Look, use a quote from a poem or classical piece of literature as your movie title if you want. Or spend tons of money on marketing guru who will determine that one title that will indisputably get people to see your movie. Or you could just use the one of the character’s profession as your title, and spend the money you would have spent on focus groups for things like actually making your movie. That’s what Simon West did for his new movie The Mechanic, coming out on January 28th, wherein his title character is, well, technically a hit man. He is played by Jason “The Transporter” Statham, after all. But you get the idea.

What follows is a list of Professions-As-Movie-Titles. No professional sports stars (sorry The Wrestler) or politicians (sorry The American President) here, either. That’s cheating.

The Cameraman (1928)
directed by Edward Sedgwick
Buster Keaton’s last silent film sees Keaton pick up a movie camera and try for a job at MGM in order to impress a girl he likes. This was the first film Keaton made after he signed a contract with MGM, and the last film where he had anything near the creative control that led to such classics as The General and Sherlock, Jr. But it also features an organ grinder’s monkey who saves the day when he captures a pivotal moment on film. So all in all, a bittersweet film for Keaton fans.

The Hotel Clerk (1960)
directed by Alfred Hitchcock
Or, if you prefer, Psycho.

The Exorcist (1973)
directed by William Friedkin
It must be rough to be an exorcist. Sure, you get plenty of attention if you actually do manage to banish an evil spirit, but to get to that point it’s all work, work, work. Back me up here, Ghostbusters.

Taxi Driver (1976)
directed by Martin Scorsese
Scorsese has cast Robert De Niro as a mobster, a boxer, a former convict and an aspiring comedian.. but De Niro as a taxi driver takes the cake. Really the only way to top that would be for Scorsese to have De Niro be a pugilism-loving mobster who, just out of prison, has to take a job as a cab driver (and pawn his saxophone) to achieve his dream of attending a comedy workshop.

Blade Runner (1982)
directed by Ridley Scott
A fictional profession is still a profession.

The Cable Guy (1996)
directed by Ben Stiller
Say what you want about this movie, but there is no false advertising involved. Jim Carrey does indeed play a Cable Guy. It’s admittedly not too descriptive a title, but Mentally Unhinged Stalker Cable Guy wouldn’t have fit on the poster.

The Wedding Singer (1998)
directed by Frank Coraci
The Wedding Singer is without a doubt the best 1990s Adam Sandler movie. Happy Gilmore (1996), while a good example of the ’90s Sandler ouevre, does not have a Billy Idol cameo like The Wedding Singer. And Airheads (1994), while superior to The Wedding Singer, is not an Adam Sandler film per se, instead relying on an ensemble cast which includes Sandler, Brendan Fraser and Steve Buscemi as members of a rock band called The Lone Rangers. But neither Happy Gilmore nor Airheads are named after the professions of their title characters, and as such they have no place on this list.

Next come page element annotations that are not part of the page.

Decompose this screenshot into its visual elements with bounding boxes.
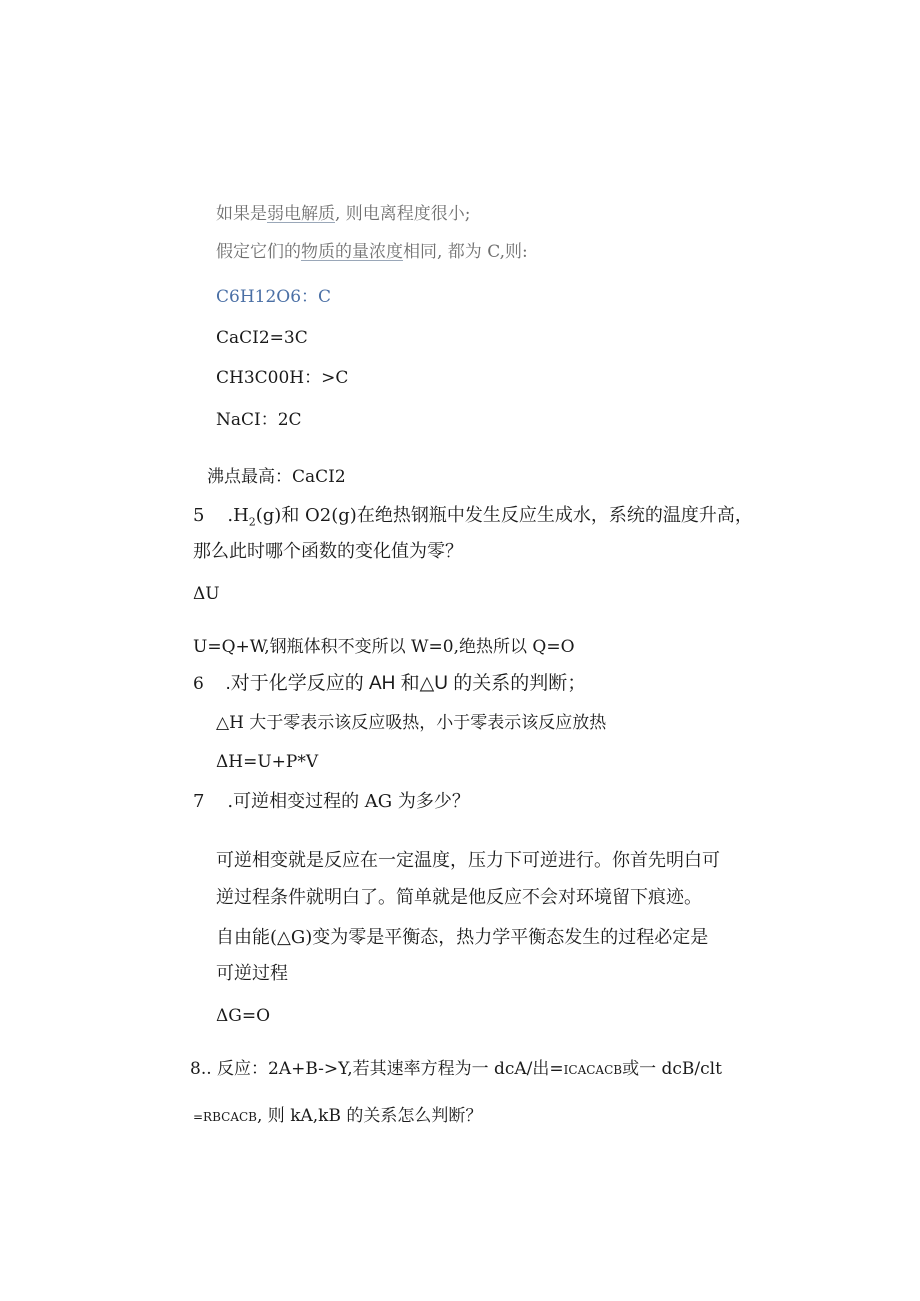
question-8-line-2: [193, 1105, 482, 1128]
concentration-nacl: [216, 409, 302, 431]
question-6-line-1: △H 大于零表示该反应吸热，小于零表示该反应放热: [216, 713, 607, 733]
question-5-line-1: [193, 505, 753, 534]
text-segment: 如果是: [216, 204, 267, 224]
weak-electrolyte-line-1: [216, 203, 471, 225]
question-7-para-2-line-2: 可逆过程: [216, 963, 288, 984]
text-segment: .可逆相变过程的 AG 为多少？: [227, 791, 470, 812]
text-segment: (g)和 O2(g)在绝热钢瓶中发生反应生成水，系统的温度升高，: [255, 505, 753, 526]
question-number: 6: [193, 674, 204, 694]
text-segment: 相同, 都为 C,则:: [403, 242, 528, 262]
text-segment: 或一 dcB/clt: [622, 1059, 722, 1079]
question-number: 8..: [190, 1059, 212, 1079]
rate-constant-a: ICACACB: [563, 1063, 623, 1077]
subscript: 2: [248, 515, 256, 529]
question-5-explanation: U=Q+W,钢瓶体积不变所以 W=0,绝热所以 Q=O: [193, 637, 575, 657]
concentration-cacl2: [216, 327, 308, 349]
text-segment: .对于化学反应的 AH 和△U 的关系的判断；: [225, 673, 587, 694]
boiling-point-conclusion: 沸点最高：CaCI2: [207, 467, 346, 487]
text-segment: NaCI：2C: [216, 410, 302, 430]
question-8-line-1: [190, 1058, 722, 1081]
question-number: 7: [193, 791, 205, 812]
text-segment: C6H12O6：C: [216, 287, 332, 307]
text-segment: 反应：2A+B->Y,若其速率方程为一 dcA/出=: [217, 1059, 564, 1079]
text-segment: .H: [227, 505, 249, 526]
text-segment: , 则 kA,kB 的关系怎么判断？: [256, 1106, 483, 1126]
question-5-answer: ΔU: [193, 584, 220, 604]
concentration-acetic-acid: [216, 367, 348, 389]
question-6-line-2: ΔH=U+P*V: [216, 752, 319, 772]
concentration-link[interactable]: 物质的量浓度: [301, 242, 403, 262]
text-segment: CaCI2=3C: [216, 328, 308, 348]
concentration-glucose: [216, 286, 331, 308]
weak-electrolyte-link[interactable]: 弱电解质: [267, 204, 335, 224]
question-7-para-1-line-1: 可逆相变就是反应在一定温度，压力下可逆进行。你首先明白可: [216, 850, 720, 871]
text-segment: CH3C00H：>C: [216, 368, 349, 388]
question-5-line-2: 那么此时哪个函数的变化值为零？: [193, 541, 463, 562]
question-number: 5: [193, 505, 205, 526]
text-segment: , 则电离程度很小;: [335, 204, 471, 224]
question-7-para-2-line-1: 自由能(△G)变为零是平衡态，热力学平衡态发生的过程必定是: [216, 927, 709, 948]
question-7-title: [193, 791, 470, 813]
text-segment: 假定它们的: [216, 242, 301, 262]
question-7-answer: ΔG=O: [216, 1006, 271, 1026]
question-7-para-1-line-2: 逆过程条件就明白了。简单就是他反应不会对环境留下痕迹。: [216, 887, 702, 908]
weak-electrolyte-line-2: [216, 241, 528, 263]
rate-constant-b: =RBCACB: [193, 1110, 257, 1124]
question-6-title: [193, 673, 586, 695]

Paul Blart: Mall Cop (2009)
directed by Steve Carr
2009 saw two movies about shopping mall security guards hit theaters, but only Paul Blart: Mall Cop had Kevin James playing a mall cop named Paul Blart! The other one didn’t even have the words “Mall Cop” in the title. Observe and Report? Really? What the heck’s that (besides a movie that got a 51% approval rating at Rotten Tomatoes compared to the 35% Paul Blart: Mall Cop pulled in)?